Casino Jack and the United States of Money


Casino Jack and the United States of Money

Run time 118 minutes.
Not for children.

Disgraced lobbyist Jack Abramoff in the documentary “Casino Jack and the United States of Money.”

A key point to consider when watching this is that it’s made by writer/director Alex Gibney, who is responsible for Enron: The Smartest Guys in the Room (2005). That’s relevant because the entire Enron movie never once mentioned the name of California legislator, Democrat Steve Peace. Nobody with any actual knowledge of what happened with Enron should make an entire movie without mentioning Peace, who wrote the California legislation that enabled Enron and caused the whole mess. Without Peace, there would have been no Enron. Making a movie about Enron and not mentioning Peace would be like making a movie about the founding of our Republic and not mentioning George Washington. So either Gibney was incredibly stupid, or had a pro-Democrat bias, and I have little doubt that the reason is bias.

Gibney takes up here where he left off with Enron, because this is a clumsy hatchet job. The premises are that Republicans are corrupt and capitalism is evil. Because facts don’t fully support this agenda (the latter, at least), Gibney intentionally makes this tale of disgraced lobbyist Jack Abramoff so convoluted it’s almost impossible to follow. He often shows interviews with people without further identifying them, or only identifying them once. Who can remember all these people? Worse, he never presents any information about where these people are coming from or if they have any political bias.

There’s little doubt that Abramoff was corrupt, but so are a lot of people in Washington. Gibney makes it all look as if what Abramoff did was a conservative plot to take over Washington, mostly ignoring the fact that lots of Democrats were involved with him, too, and that there are Democratic lobbyists who are undoubtedly just as peccant as Abramoff. Gibney goes to extraordinary lengths to hoodwink his viewers.

There are probably some gullible people who will fall into Gibney’s web and come away thinking that everyone pictured (including Ronald Reagan, and all conservatives) are just horribly iniquitous people and that the Democrats are all mostly simon pure. But the film is so clumsy that it only takes a grain of sense to see through it like a pane of glass.

The film is peopled by interviews with devoted left-wingers. Prominently featured is Melanie Sloan, executive director of CREW (Citizens for Responsibility and Ethics in Washington). Melanie Sloan is hardly unbiased, having worked for John Conyers, the vitriolic left-wing Democrat from Michigan, and Charles Schumer, the partisan Democratic senator from New York. Lest one think that CREW is fair and balanced, eight of the eleven governors who made its “worst” governors list were Republicans. Seventy Percent of the people named in its list of the 20 most corrupt members of Congress were Republicans.
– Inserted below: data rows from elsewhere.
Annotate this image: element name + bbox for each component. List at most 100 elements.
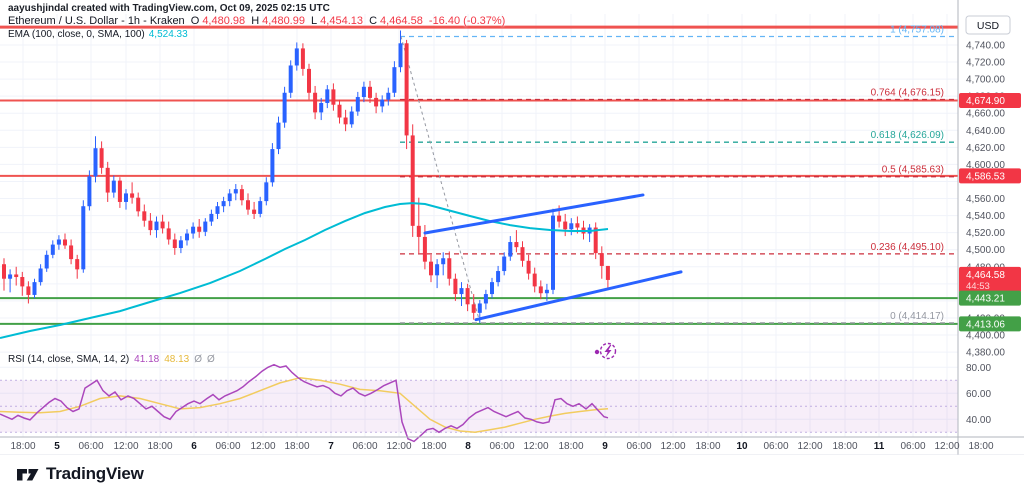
rsi-tick-label: 40.00 (966, 415, 991, 426)
price-tick-label: 4,380.00 (966, 348, 1005, 359)
price-badge-value: 4,464.58 (966, 270, 1005, 281)
candle-body (447, 258, 452, 279)
candle-body (490, 282, 494, 295)
currency-box (965, 15, 1011, 35)
time-tick-label: 11 (874, 441, 885, 452)
time-tick-label: 06:00 (489, 441, 514, 452)
candle-body (252, 209, 257, 214)
candle-body (313, 92, 318, 113)
fib-baseline[interactable] (400, 36, 481, 324)
time-tick-label: 12:00 (934, 441, 959, 452)
candle-body (221, 201, 226, 207)
candle-body (392, 67, 397, 93)
candle-body (410, 135, 415, 226)
time-tick-label: 12:00 (250, 441, 275, 452)
candle-body (50, 244, 55, 255)
candle-body (593, 227, 598, 254)
trendline-lower[interactable] (474, 270, 683, 322)
time-tick-label: 06:00 (763, 441, 788, 452)
candle-body (99, 148, 104, 168)
candle-body (380, 99, 385, 107)
candle-body (191, 226, 196, 234)
time-tick-label: 18:00 (421, 441, 446, 452)
candle-body (453, 278, 458, 295)
candle-body (605, 265, 610, 280)
time-tick-label: 06:00 (78, 441, 103, 452)
candle-body (575, 223, 580, 228)
trendline-upper[interactable] (423, 193, 645, 235)
candle-body (435, 264, 440, 276)
currency-selector[interactable]: USD (965, 15, 1011, 35)
candle-body (209, 213, 214, 222)
time-tick-label: 12:00 (660, 441, 685, 452)
rsi-value: 41.18 (134, 354, 160, 365)
chart-canvas[interactable]: 1 (4,757.08) 0.764 (4,676.15) 0.618 (4,626… (0, 0, 1024, 455)
fib-level-label-2: 0.618 (4,626.09) (871, 130, 944, 141)
price-badge-bg (959, 316, 1021, 332)
candle-body (264, 182, 269, 202)
price-axis-bg (958, 0, 1024, 455)
ema-value: 4,524.33 (148, 29, 188, 40)
price-tick-label: 4,720.00 (966, 58, 1005, 69)
footer-bar: TradingView (0, 455, 1024, 493)
candle-body (386, 92, 391, 100)
candle-body (93, 148, 98, 177)
event-lightning-icon[interactable] (594, 342, 617, 360)
fib-level-label-5: 0 (4,414.17) (890, 311, 944, 322)
symbol-title: Ethereum / U.S. Dollar - 1h - Kraken (8, 15, 185, 27)
ema-line[interactable] (0, 202, 609, 339)
time-tick-label: 12:00 (386, 441, 411, 452)
candle-body (172, 239, 177, 249)
candle-body (300, 48, 305, 69)
candle-body (331, 89, 336, 105)
candle-body (294, 48, 299, 66)
tradingview-logo-text: TradingView (46, 464, 144, 483)
time-tick-label: 18:00 (284, 441, 309, 452)
time-tick-label: 9 (602, 441, 608, 452)
time-tick-label: 12:00 (797, 441, 822, 452)
tradingview-logo[interactable]: TradingView (16, 464, 144, 484)
candle-body (368, 86, 372, 98)
candle-body (563, 221, 568, 230)
candle-body (465, 288, 470, 305)
time-tick-label: 18:00 (147, 441, 172, 452)
time-axis[interactable]: 18:00 5 06:00 12:00 18:00 6 06:00 12:00 18:00 7 06… (0, 436, 1024, 455)
time-tick-label: 18:00 (10, 441, 35, 452)
rsi-tick-label: 80.00 (966, 363, 991, 374)
rsi-line[interactable] (0, 363, 609, 443)
price-badge-value: 4,443.21 (966, 294, 1005, 305)
candle-body (8, 274, 13, 279)
candle-body (227, 193, 232, 202)
candle-body (148, 220, 153, 231)
rsi-legend[interactable]: RSI (14, close, SMA, 14, 2) 41.18 48.13 Ø Ø (8, 354, 215, 365)
time-tick-label: 06:00 (900, 441, 925, 452)
candle-body (374, 97, 379, 107)
ema-legend[interactable]: EMA (100, close, 0, SMA, 100) 4,524.33 (8, 29, 188, 40)
price-tick-label: 4,500.00 (966, 245, 1005, 256)
candle-body (38, 268, 43, 283)
time-tick-label: 06:00 (215, 441, 240, 452)
candle-body (477, 303, 482, 313)
candle-body (538, 286, 543, 294)
rsi-ma-line[interactable] (0, 376, 609, 434)
event-anchor-dot (594, 349, 600, 355)
candlestick-series (2, 30, 610, 324)
candle-body (154, 221, 159, 231)
candle-body (81, 206, 86, 270)
close-value: 4,464.58 (380, 15, 423, 27)
time-tick-label: 18:00 (695, 441, 720, 452)
time-tick-label: 7 (328, 441, 334, 452)
watermark-attribution: aayushjindal created with TradingView.co… (8, 3, 330, 14)
candle-body (44, 254, 49, 269)
fib-retracement[interactable]: 1 (4,757.08) 0.764 (4,676.15) 0.618 (4,626… (400, 24, 958, 324)
candle-body (26, 286, 31, 295)
candle-body (422, 236, 427, 262)
price-axis[interactable]: 4,740.004,720.004,700.004,680.004,660.00… (957, 0, 1024, 455)
candle-body (14, 274, 19, 278)
symbol-legend[interactable]: Ethereum / U.S. Dollar - 1h - Kraken O 4,… (8, 15, 508, 27)
price-tick-label: 4,400.00 (966, 331, 1005, 342)
candle-body (142, 211, 147, 221)
candle-body (502, 256, 507, 272)
time-tick-label: 18:00 (968, 441, 993, 452)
Prominently missing are Barney Frank and Chris Dodd, who enabled Fannie Mae and Freddy Mac and who (along with President Bill Clinton, who was cheering them on) are probably the two people most responsible for the financial meltdown caused by forcing banks to grant loans to people who couldn’t afford to pay them. They should be at the top of any list of corrupt members of Congress. Dodd realized he could never be reelected to his seat in the Senate and took the coward’s way out by chose not to run for it. But his name isn’t on Melanie’s list.

Compare Melanie’s list with Judicial Watch’s list of the 10 most corrupt politicians of 2009, which included seven Democrats: the aforementioned Messrs. Dodd and Frank, Jesse Jackson Jr., Roland Burris, Nancy Pelosi, John Murtha, and Charles Rangel, and only one Republican, John Ensign. None of these Democrats made Melanie’s list of the top 20. Nobody in his right mind could doubt that Dodd and Frank belong at the top of any list of corrupt Members of Congress. Even so, Melanie appears throughout this thing as a talking head spouting her opinion which is represented as fact. So Gibney stacked the film with uninvolved people to interview who have a virulent leftwing POV.

Gibney does tell a story about the way Abramoff and associates took advantage of a naïve Indian group, and I remember that story. He quotes from emails and correspondence between and among Abramoff and his associates that sound particularly damning. But could they have been taken out of context?

I wish I could rely on Gibney’s verisimilitude to believe this as shown, but after what he did with Enron, and because he limited the people he chose to showcase to those who all share the same tendentious POV, I can’t. This must be watched with heightened skepticism.